Mesmo que sejam aparentemente amadores, os presos ontem acusados de ações preparatórias de possíveis atos terroristas durante a Olimpíada não poderiam ser deixados livres, sob pena de as autoridades encarregadas da Segurança serem acusadas de negligência mais adiante, caso algum atentado real fosse praticado.
Temos inúmeros exemplos no mundo de pessoas que estavam sendo monitoradas e, consideradas não prioritárias, vieram a praticar atos terroristas devastadores nos EUA ou na Europa. A negligência em Nice fez com que a Promenade des Anglais não tivesse barreiras severas para carros, o que permitiu que o terrorista jogasse o caminhão sobre a multidão.
As agências de Segurança internacionais alegam, com razão, que não podem vigiar todos os suspeitos ao mesmo tempo e para sempre, e se dedicam só aos que aparentam maior periculosidade. No Brasil ainda não temos, até onde sabemos, uma proliferação de seguidores do Estado Islâmico, e por isso ainda dá para monitorar os grupos amadores, ou porra-loucas como os definiu o ministro da Defesa, Raul Jungman, certamente lembrando-se de seus tempos de política estudantil.
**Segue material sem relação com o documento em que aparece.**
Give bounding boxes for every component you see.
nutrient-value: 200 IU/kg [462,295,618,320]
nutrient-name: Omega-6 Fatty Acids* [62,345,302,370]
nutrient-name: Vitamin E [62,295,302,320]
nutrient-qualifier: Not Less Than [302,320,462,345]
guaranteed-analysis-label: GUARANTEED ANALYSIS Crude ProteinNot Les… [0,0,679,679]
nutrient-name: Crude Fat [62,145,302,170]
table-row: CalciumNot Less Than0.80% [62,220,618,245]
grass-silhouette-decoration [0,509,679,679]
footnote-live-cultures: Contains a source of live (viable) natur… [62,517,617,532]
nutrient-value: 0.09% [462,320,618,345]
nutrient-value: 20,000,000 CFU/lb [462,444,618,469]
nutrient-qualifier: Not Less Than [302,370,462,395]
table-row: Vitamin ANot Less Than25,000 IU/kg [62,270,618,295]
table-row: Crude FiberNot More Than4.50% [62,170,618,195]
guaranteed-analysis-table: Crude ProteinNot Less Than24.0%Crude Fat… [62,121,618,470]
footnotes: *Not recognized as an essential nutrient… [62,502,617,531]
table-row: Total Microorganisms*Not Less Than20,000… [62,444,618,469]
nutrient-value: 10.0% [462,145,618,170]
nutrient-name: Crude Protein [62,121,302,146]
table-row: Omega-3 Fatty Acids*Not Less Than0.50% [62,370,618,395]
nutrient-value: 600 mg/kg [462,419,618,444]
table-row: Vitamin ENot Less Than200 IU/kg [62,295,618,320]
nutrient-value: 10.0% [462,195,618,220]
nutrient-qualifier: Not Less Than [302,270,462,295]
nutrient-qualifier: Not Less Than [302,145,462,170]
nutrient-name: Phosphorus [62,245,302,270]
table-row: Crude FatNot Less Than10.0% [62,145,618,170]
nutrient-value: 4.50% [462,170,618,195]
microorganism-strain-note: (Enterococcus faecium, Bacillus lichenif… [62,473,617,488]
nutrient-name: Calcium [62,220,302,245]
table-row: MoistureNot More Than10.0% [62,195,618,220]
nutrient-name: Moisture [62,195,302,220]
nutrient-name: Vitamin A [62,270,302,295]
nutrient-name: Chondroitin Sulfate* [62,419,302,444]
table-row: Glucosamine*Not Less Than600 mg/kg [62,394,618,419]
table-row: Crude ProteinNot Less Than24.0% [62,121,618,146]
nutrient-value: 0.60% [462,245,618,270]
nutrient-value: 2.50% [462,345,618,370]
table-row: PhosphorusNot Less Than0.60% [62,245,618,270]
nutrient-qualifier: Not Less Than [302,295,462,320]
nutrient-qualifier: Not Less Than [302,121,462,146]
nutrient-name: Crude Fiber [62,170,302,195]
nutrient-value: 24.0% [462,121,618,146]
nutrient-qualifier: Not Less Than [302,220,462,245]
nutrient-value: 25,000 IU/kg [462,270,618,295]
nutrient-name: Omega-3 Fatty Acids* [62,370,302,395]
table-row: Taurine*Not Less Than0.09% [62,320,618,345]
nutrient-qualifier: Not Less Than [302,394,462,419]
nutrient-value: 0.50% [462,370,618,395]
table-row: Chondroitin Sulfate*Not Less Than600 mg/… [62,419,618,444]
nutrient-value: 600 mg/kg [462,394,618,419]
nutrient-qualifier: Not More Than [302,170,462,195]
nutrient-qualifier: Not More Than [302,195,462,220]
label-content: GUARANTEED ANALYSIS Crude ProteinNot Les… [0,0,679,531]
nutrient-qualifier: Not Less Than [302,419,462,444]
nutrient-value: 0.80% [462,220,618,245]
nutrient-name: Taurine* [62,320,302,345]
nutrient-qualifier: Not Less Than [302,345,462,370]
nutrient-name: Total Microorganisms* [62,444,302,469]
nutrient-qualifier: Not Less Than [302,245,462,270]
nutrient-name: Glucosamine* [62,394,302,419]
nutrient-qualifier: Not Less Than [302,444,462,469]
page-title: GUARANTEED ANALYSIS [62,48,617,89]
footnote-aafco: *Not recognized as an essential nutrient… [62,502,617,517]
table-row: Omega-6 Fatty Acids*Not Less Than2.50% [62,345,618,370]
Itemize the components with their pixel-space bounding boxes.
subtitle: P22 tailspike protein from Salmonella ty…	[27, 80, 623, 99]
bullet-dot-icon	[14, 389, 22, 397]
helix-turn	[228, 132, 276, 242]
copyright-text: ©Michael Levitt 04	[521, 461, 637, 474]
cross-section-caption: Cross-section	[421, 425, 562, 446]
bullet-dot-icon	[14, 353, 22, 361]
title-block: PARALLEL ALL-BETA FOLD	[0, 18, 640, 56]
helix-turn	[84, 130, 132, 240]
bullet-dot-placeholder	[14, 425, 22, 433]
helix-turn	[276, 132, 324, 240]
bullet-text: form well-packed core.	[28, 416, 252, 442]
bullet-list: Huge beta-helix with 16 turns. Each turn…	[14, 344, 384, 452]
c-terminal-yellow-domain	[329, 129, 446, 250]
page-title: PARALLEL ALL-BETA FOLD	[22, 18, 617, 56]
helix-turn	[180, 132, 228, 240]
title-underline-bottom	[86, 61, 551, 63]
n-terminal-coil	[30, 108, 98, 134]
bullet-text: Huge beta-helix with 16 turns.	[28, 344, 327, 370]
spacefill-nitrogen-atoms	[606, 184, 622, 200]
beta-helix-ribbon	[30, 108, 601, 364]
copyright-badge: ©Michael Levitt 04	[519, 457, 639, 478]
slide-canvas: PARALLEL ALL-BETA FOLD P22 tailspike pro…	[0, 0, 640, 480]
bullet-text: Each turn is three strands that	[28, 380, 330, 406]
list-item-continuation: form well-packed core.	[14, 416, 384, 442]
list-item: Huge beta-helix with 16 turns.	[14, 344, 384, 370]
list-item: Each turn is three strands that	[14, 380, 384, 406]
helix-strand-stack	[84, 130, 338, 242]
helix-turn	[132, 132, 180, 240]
A divulgação das prisões pode ter sido exagerada, como disseram ministros do próprio governo, mas certamente o tom não foi por acaso. O ministro da Justiça, Alexandre de Moraes, e os setores de Segurança devem ter decidido que fazer alarde da atuação tranquilizaria a população e os governos de países que virão com suas delegações para a Olimpíada.
O ato de ter tentado comprar um fuzil AK 47 pela internet mostra o amadorismo dos supostos guerrilheiros, mas também que não se pode deixar que um terrorista virtual se transforme em real por negligência.
É sabido que até mesmo se aluga armamento pesado nos morros do Rio ou na periferia de SP, das mãos dos integrantes das muitas facções criminosas. O mercado negro de armas, aliás, está com muita oferta na nossa região devido ao fim das ações guerrilheiras das Farc na Colômbia e à crise econômica na Venezuela.
Assim como aconteceu no fim da União Soviética, quando os próprios militares vendiam armamentos das Forças Armadas no mercado negro, também agora o preço dos fuzis e armamentos de maneira geral está até caindo devido à liquidação feita.
A ação dos órgãos foi eficiente neste caso, mas a coordenação dos trabalhos após a divulgação pareceu confusa, com várias autoridades falando, às vezes se desdizendo em detalhes, o que pode ser sintoma de coisa pior.
O coronel José Vicente da Silva Filho, ex-secretário nacional de Segurança Pública, tinha críticas antes mesmo do caso de ontem. Segundo ele, é impossível se pensar num sistema de inteligência com representantes de 106 países, como anunciei em coluna sobre as medidas que estão sendo tomadas.
“Essa torre de Babel não é funcional”, analisa. Sintoma de fragilidade operacional é o sistema de radiocomunicação, “outra torre de Babel com tipos diferentes de sistemas e frequências que simplesmente não se conversam”.
Vicente cita relatório da Segurança francesa sobre os ataques que causaram 120 mortes, no qual é enfatizada “absurda disputa de autoridades e vaidades institucionais que melaram a reação coordenada de três forças”. Ele teme que, no nosso caso, com tantas forças e ministérios, a vaidade seja “ingrediente que escorrerá em cascata e pode comprometer a coordenação. Quem manda, quem vai aparecer, que vai dar ‘chave de galão’ para ingressar indevidamente nas praças de jogos?”.
Ele diz que ninguém conhece os focos críticos da Segurança como o secretário José Beltrame, “mas ele está sob uma montanha de autoridades federais que comandam, mas não conhecem as sutilezas do panorama carioca”. Vicente acha que, se tivéssemos acumulado adequadamente a experiência do Pan e da Copa, “poderíamos estar numa patamar diferente do de hoje. Essa estrutura colegiada deveria estar dando suporte à declinante condição da Segurança do Rio. Perdemos a chance de nos prepararmos melhor para o inesperado”.
Esclarecimento
Na coluna em que tratei das dificuldades para aprovar as medidas contra a corrupção, é preciso fazer um esclarecimento, segundo o criminalista Cosmo Ferreira: “Propor ações ilegais a suspeitos” configura flagrante preparado, que não se confunde com a conduta “de forjar flagrante”. No primeiro caso, a instigação do agente público busca esclarecer a autoria de crimes, prática lícita, desde que adotadas as cautelas necessárias. A súmula 145 do STF trata do tema, no que toca ao instigado: “Não há crime, quando a preparação do flagrante pela polícia torna impossível a sua consumação”. Já o flagrante forjado constitui uma conduta criminosa.